Find a safe person to speak with if you can. Perhaps ask them upfront to just listen and provide a safe space for you to express yourself without them feeling the need to fix or resolve your pain. That’s not their job. Empathy and compassionate listening from another is often all that is needed for you to find the inner resources to heal and solve your own painful feelings. We all just want to be heard, seen and validated. Most of us don’t want to be “fixed” or told what to do.
If you have no one who feels safe to speak with, try writing in a journal and express the feelings to a higher power or resource that feels supportive to you. It could be a deceased, beloved relative, an angel or historic figure you honor and trust. Let yourself feel held and listened to by this other force and be open to receiving guidance and support back from this source. If that doesn’t resonate for you, simply journal and let the energy behind the feelings be expressed and move out of you.
There are other methods, as well, to allowing one’s feelings to be acknowledged and felt. We can do this by moving our body in nature or to music or any kind of exercise. Let yourself cry and feel whatever wants to be felt. Feelings and emotions that are not blocked and denied will eventually move through you and be released.

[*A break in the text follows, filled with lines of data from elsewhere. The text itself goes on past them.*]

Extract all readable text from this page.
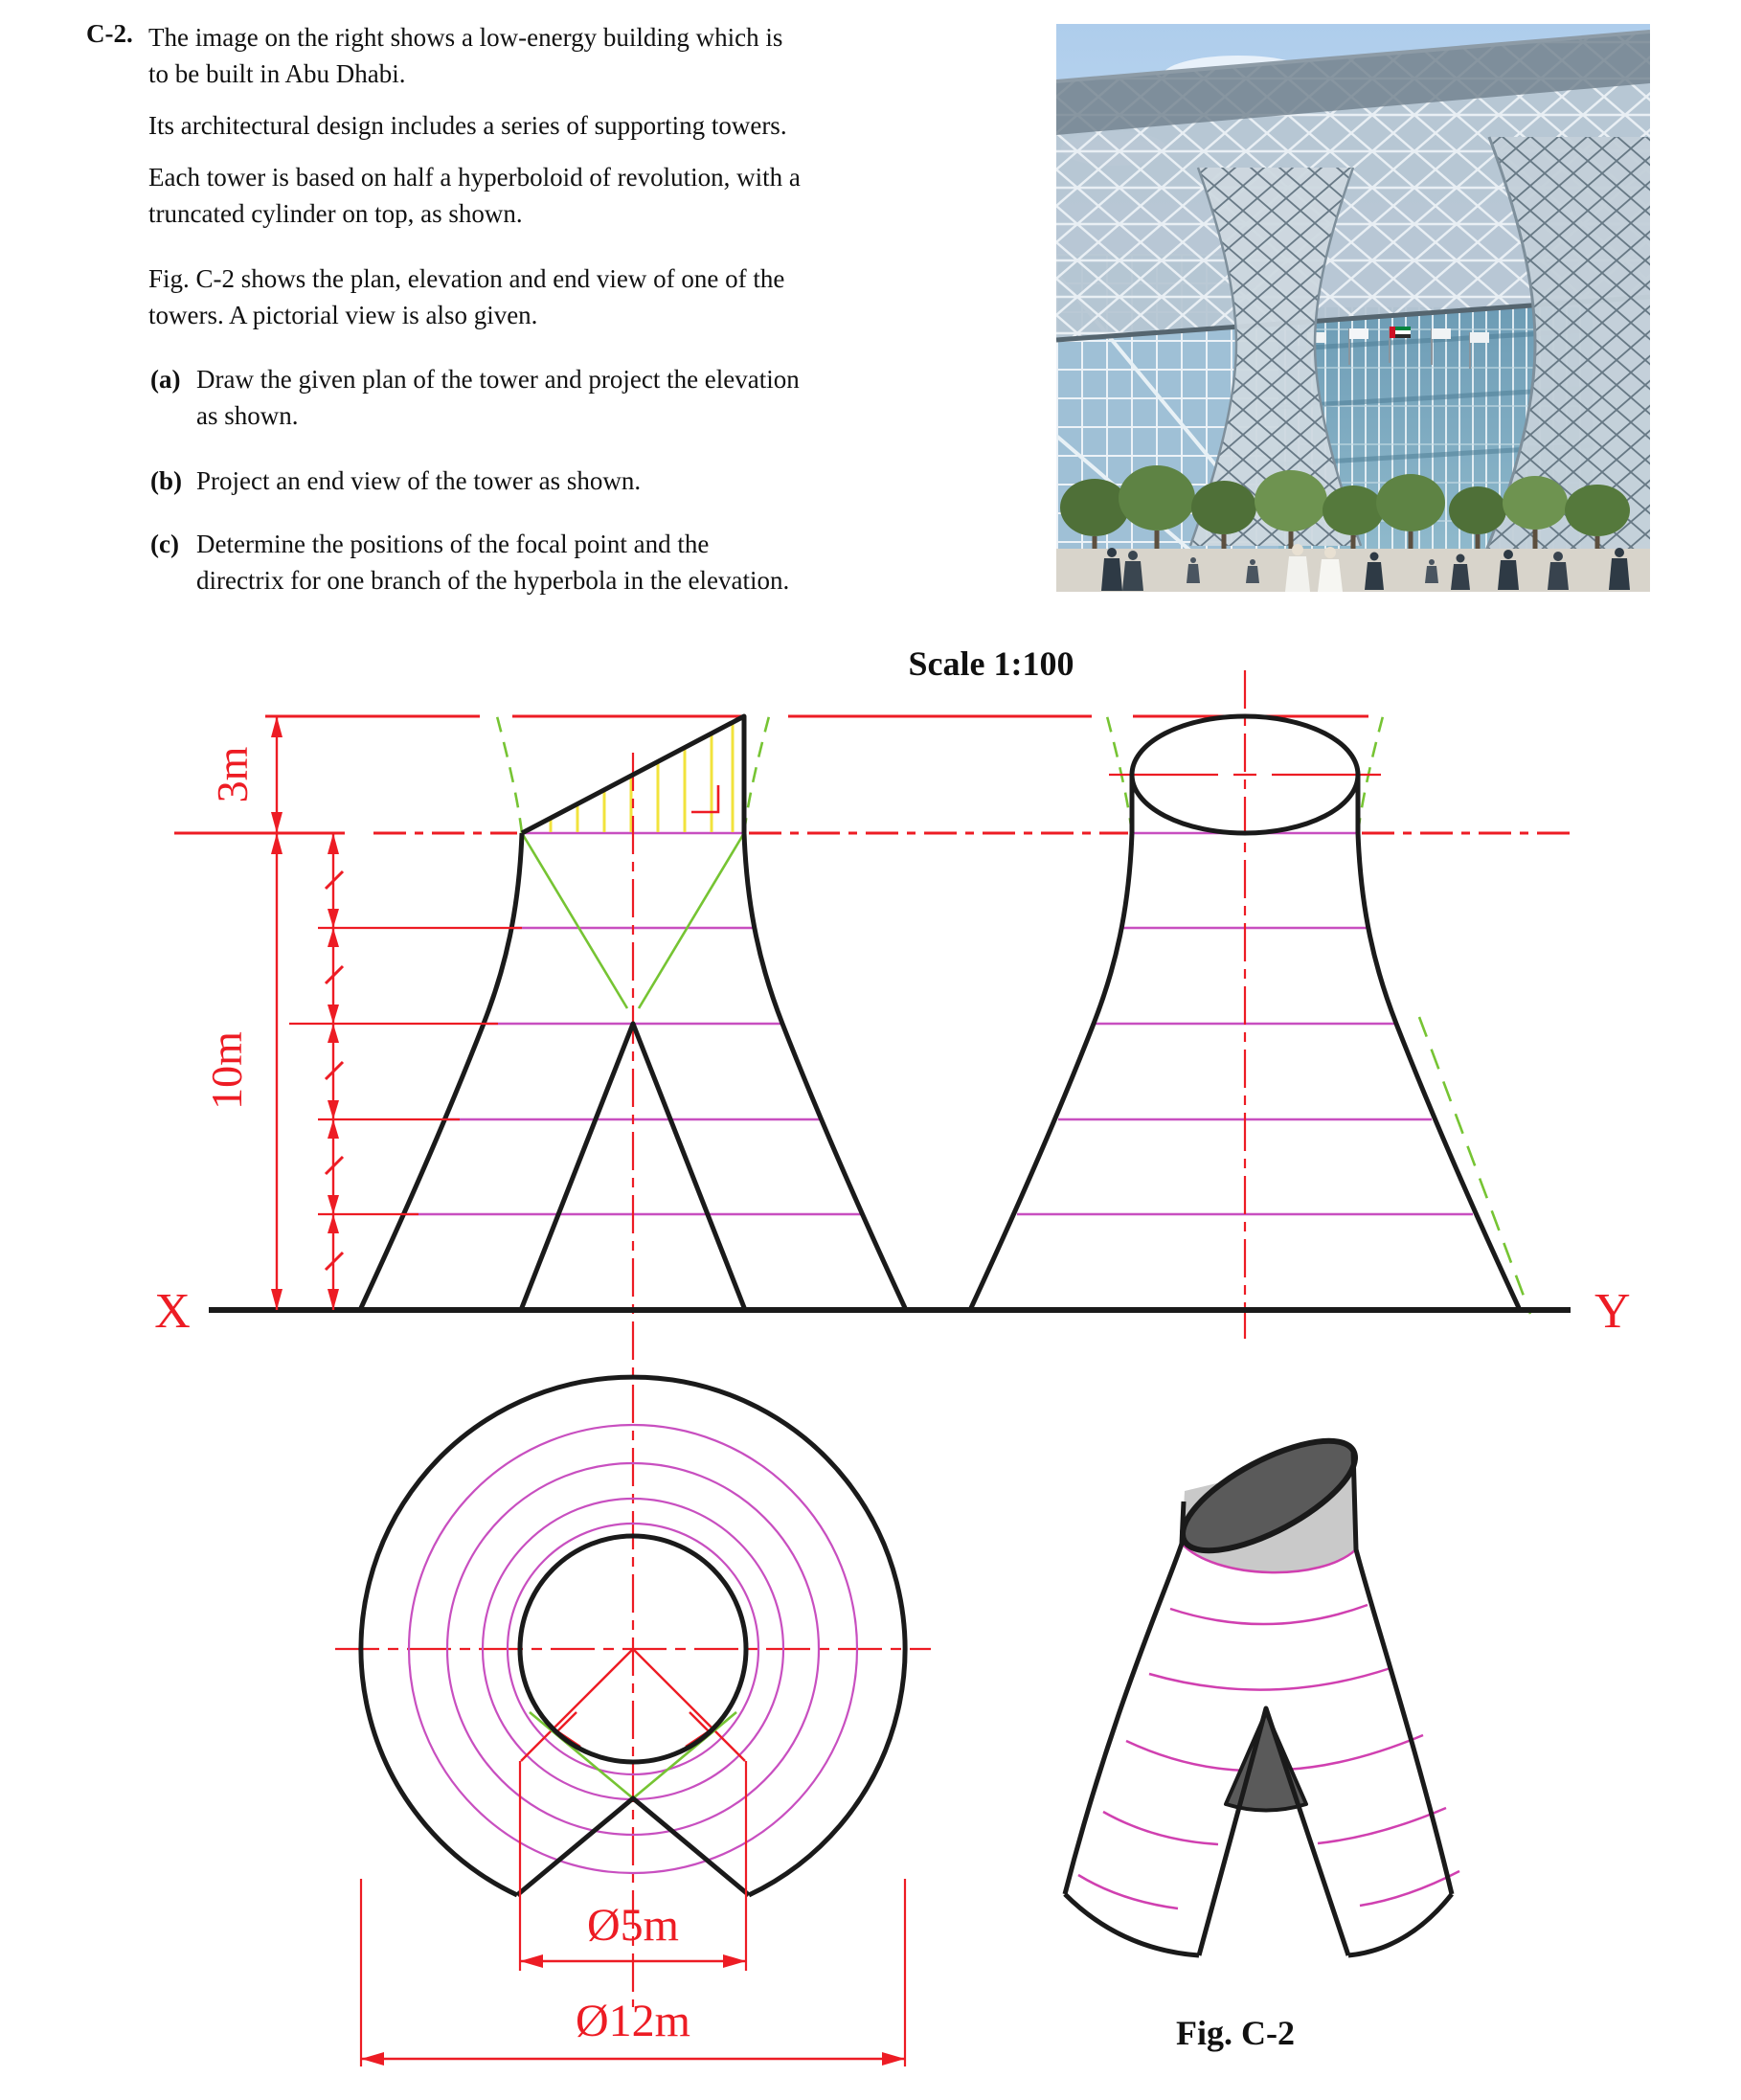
C-2. The image on the right shows a low-energy building which is
to be built in Abu Dhabi.
Its architectural design includes a series of supporting towers.
Each tower is based on half a hyperboloid of revolution, with a
truncated cylinder on top, as shown.
Fig. C-2 shows the plan, elevation and end view of one of the
towers. A pictorial view is also given.
(a) Draw the given plan of the tower and project the elevation
as shown.
(b) Project an end view of the tower as shown.
(c) Determine the positions of the focal point and the
directrix for one branch of the hyperbola in the elevation.
Scale 1:100
X	Y
3m
10m
Ø5m
Ø12m	Fig. C-2
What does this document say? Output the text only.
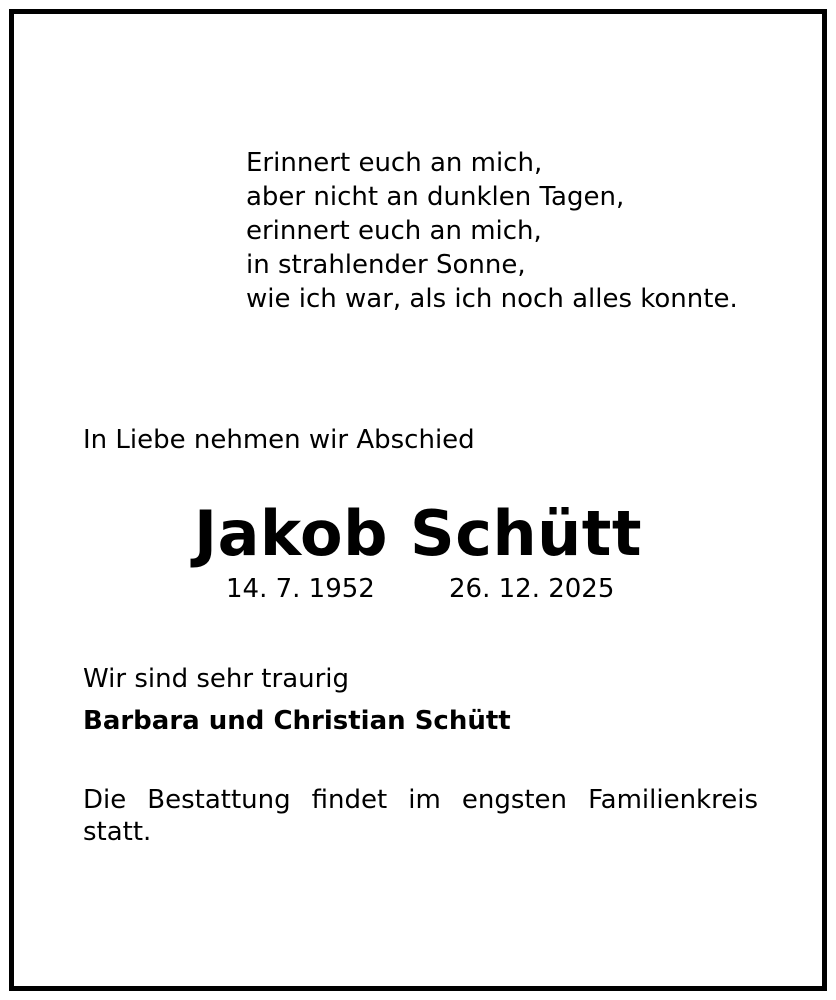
Erinnert euch an mich,
aber nicht an dunklen Tagen,
erinnert euch an mich,
in strahlender Sonne,
wie ich war, als ich noch alles konnte.
In Liebe nehmen wir Abschied
Jakob Schütt
14. 7. 1952	26. 12. 2025
Wir sind sehr traurig
Barbara und Christian Schütt
Die Bestattung findet im engsten Familienkreis statt.
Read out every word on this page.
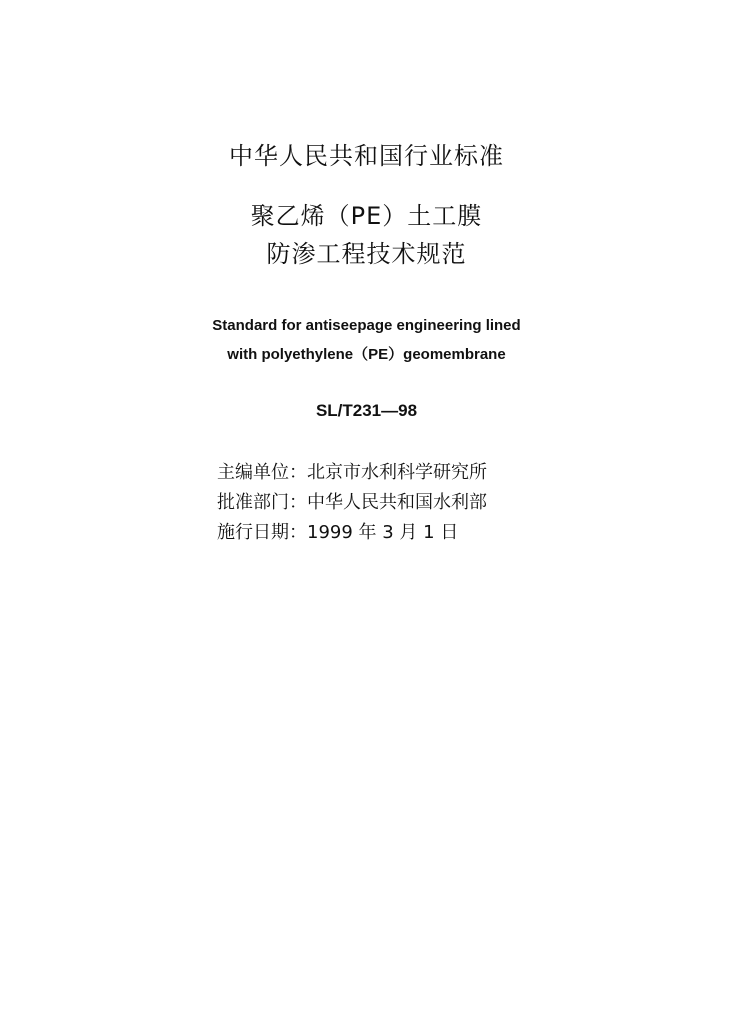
中华人民共和国行业标准
聚乙烯（PE）土工膜
防渗工程技术规范
Standard for antiseepage engineering lined
with polyethylene（PE）geomembrane
SL/T231—98
主编单位：北京市水利科学研究所
批准部门：中华人民共和国水利部
施行日期：1999 年 3 月 1 日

The bottom line is to remain committed to keeping your heart open during times when it is so easy to close, shut down and go numb. When we feel the intensity and rawness of our emotions, we remain alive and open to life and all it has to offer–the ups and the downs, the tragedies and the triumphs. Most of all we honor who we are and offer our ability to love ourself and others while also being open to receiving love from those around us.